Quelques minutes plus tard, un nouveau tintement sur les téléphones portables. Cette fois, c’est une annonce de l’Association pour la liberté et le changement (ALC), alliance de partis politiques et de mouvements d’opposition, engagée dans les négociations avec les militaires : « Conférence de presse, 19h30, Itihad al-Massarif hall. » Mauvais signe.

La SPA, l’Association des professionnels soudanais, en tête de l’opposition qui négocie avec le Conseil militaire de transition (CMT), veut prendre les devants avec ses partisans et la presse : un accord n’a toujours pas été trouvé et les dernières propositions pour revoir la Constitution sont elles aussi dans l’impasse, comme la plupart des demandes formulées par l’opposition depuis un mois. En clair : les négociations s’enlisent, la mobilisation se poursuit et si les discussions continuent de traîner, l’opposition agite comme une ultime menace un « mouvement de désobéissance civile », explique l’un de ses responsables, Khaled Omar Youssef.


(Lire aussi : Un mois après la chute de Bachir, l'armée prête à reprendre les discussions)


Au palais présidentiel, les militaires ne modifient néanmoins pas d’une virgule leur déclaration : les propositions de l’ALC ne satisfont pas, le CMT ne fera pas plus de compromis.
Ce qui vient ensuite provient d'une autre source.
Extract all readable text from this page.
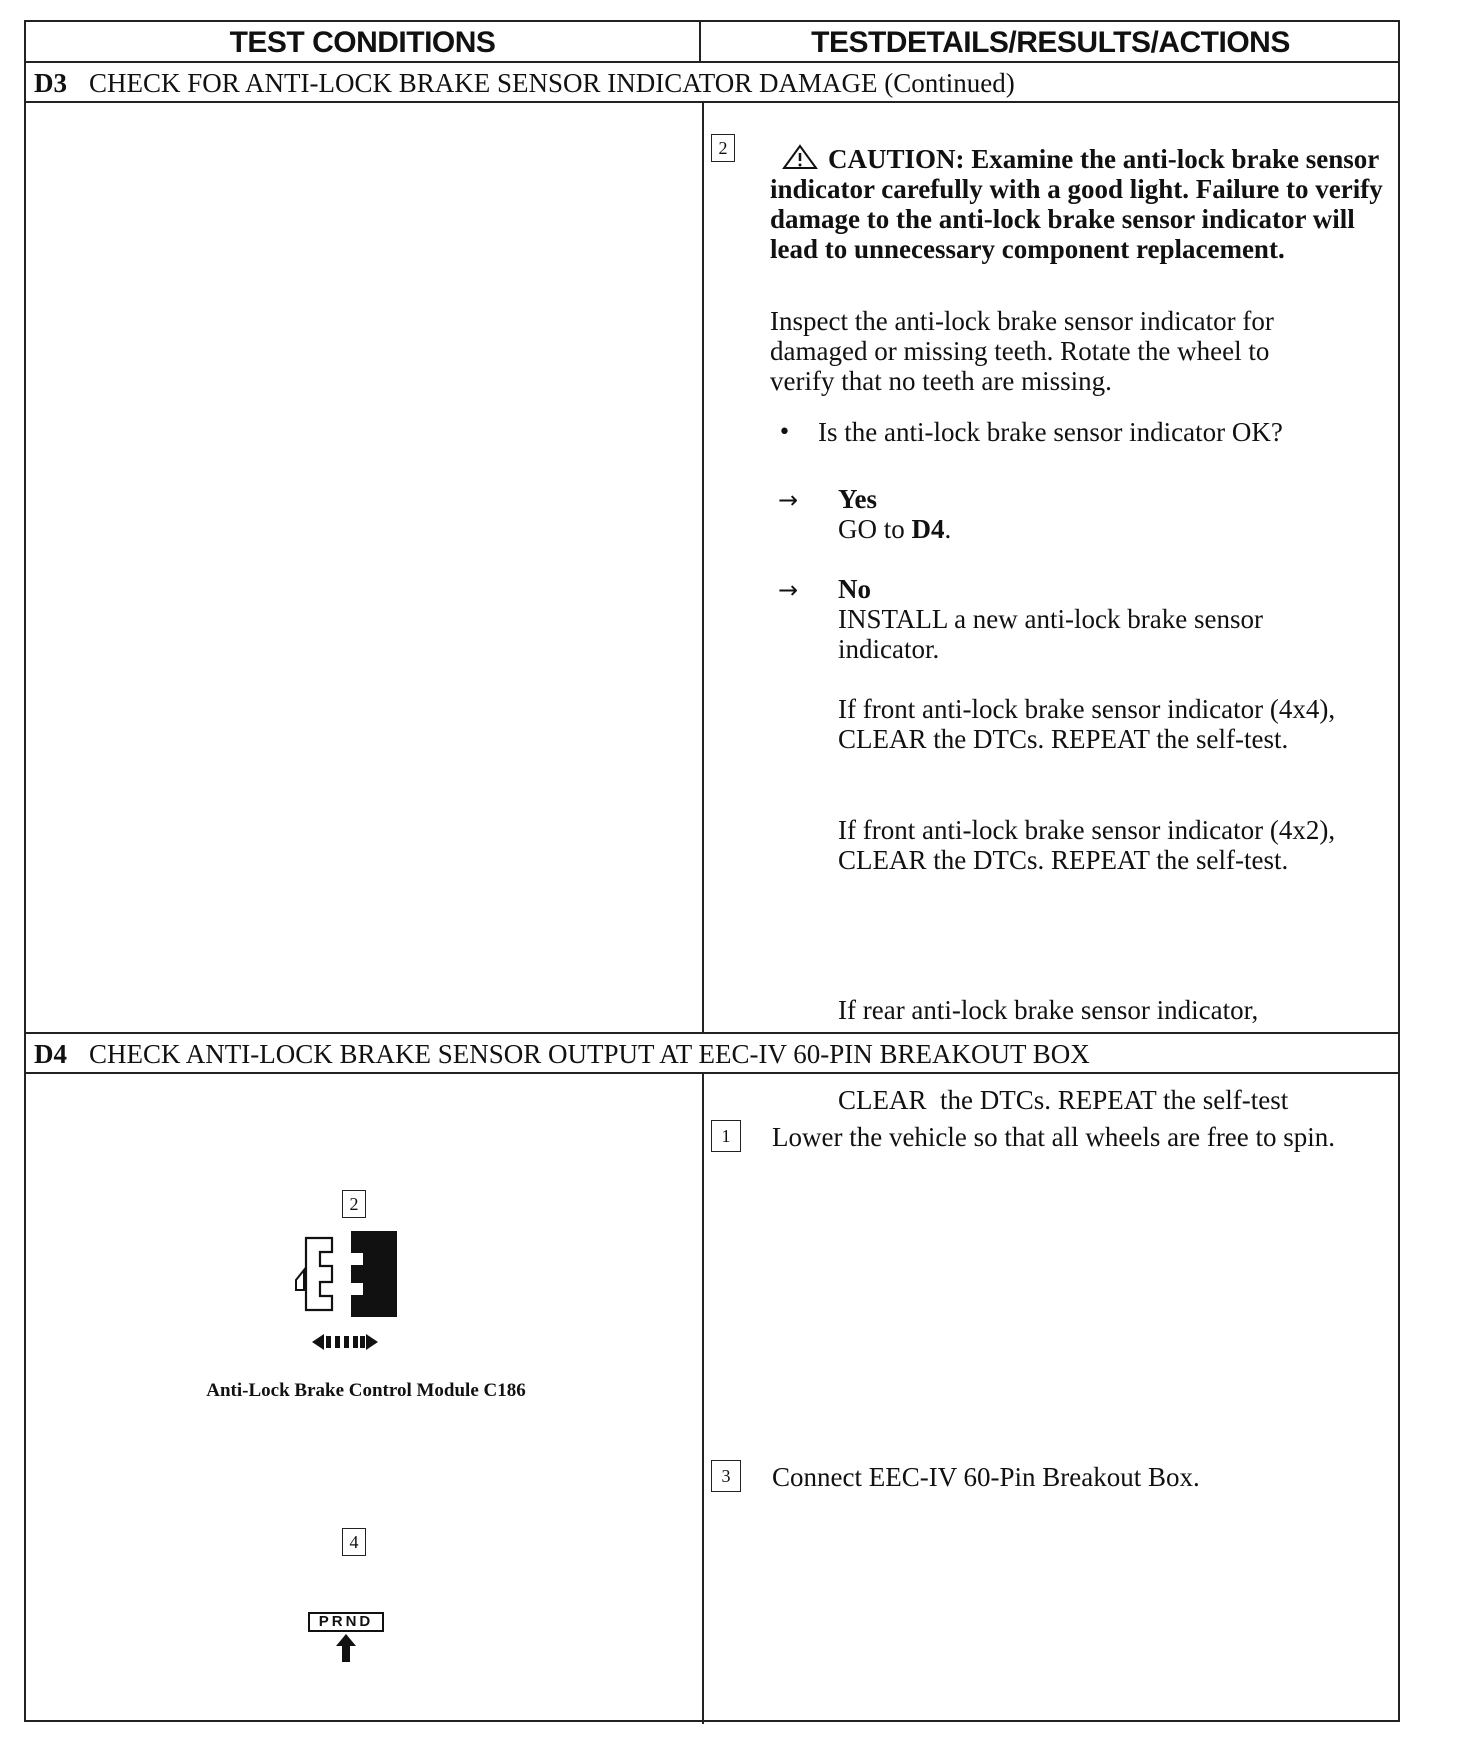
TEST CONDITIONS	TESTDETAILS/RESULTS/ACTIONS
D3 CHECK FOR ANTI-LOCK BRAKE SENSOR INDICATOR DAMAGE (Continued)
2	CAUTION: Examine the anti-lock brake sensor indicator carefully with a good light. Failure to verify damage to the anti-lock brake sensor indicator will lead to unnecessary component replacement.
Inspect the anti-lock brake sensor indicator for
damaged or missing teeth. Rotate the wheel to
verify that no teeth are missing.
• Is the anti-lock brake sensor indicator OK?
→ Yes
GO to D4.
→ No
INSTALL a new anti-lock brake sensor
indicator.
If front anti-lock brake sensor indicator (4x4),
CLEAR the DTCs. REPEAT the self-test.
If front anti-lock brake sensor indicator (4x2),
CLEAR the DTCs. REPEAT the self-test.

If rear anti-lock brake sensor indicator,

CLEAR  the DTCs. REPEAT the self-test

D4 CHECK ANTI-LOCK BRAKE SENSOR OUTPUT AT EEC-IV 60-PIN BREAKOUT BOX
1	Lower the vehicle so that all wheels are free to spin.
3	Connect EEC-IV 60-Pin Breakout Box.
2
Anti-Lock Brake Control Module C186
4
PRND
Dans la salle destinée à accueillir la presse, les membres de l’opposition et quelques révolutionnaires triés sur le volet, la réunion se termine dans la cohue et les plaintes. Ibrahim Mudawi, professeur en ingénierie et l’une des nouvelles figures de l’ALC, pressenti pour le poste de Premier ministre dans le prochain gouvernement civil, s’agace mais veut rester optimiste : « C’est facile de parler, c’est un peu plus difficile quand il faut mettre les choses sur papier. Mais on avance, il ne faut pas perdre espoir, on a déjà fait la moitié du chemin, on est presque d’accord sur la structure du gouvernement à venir. » « Honnêtement, je pense qu’on a encore besoin de deux semaines, » affirme-t-il.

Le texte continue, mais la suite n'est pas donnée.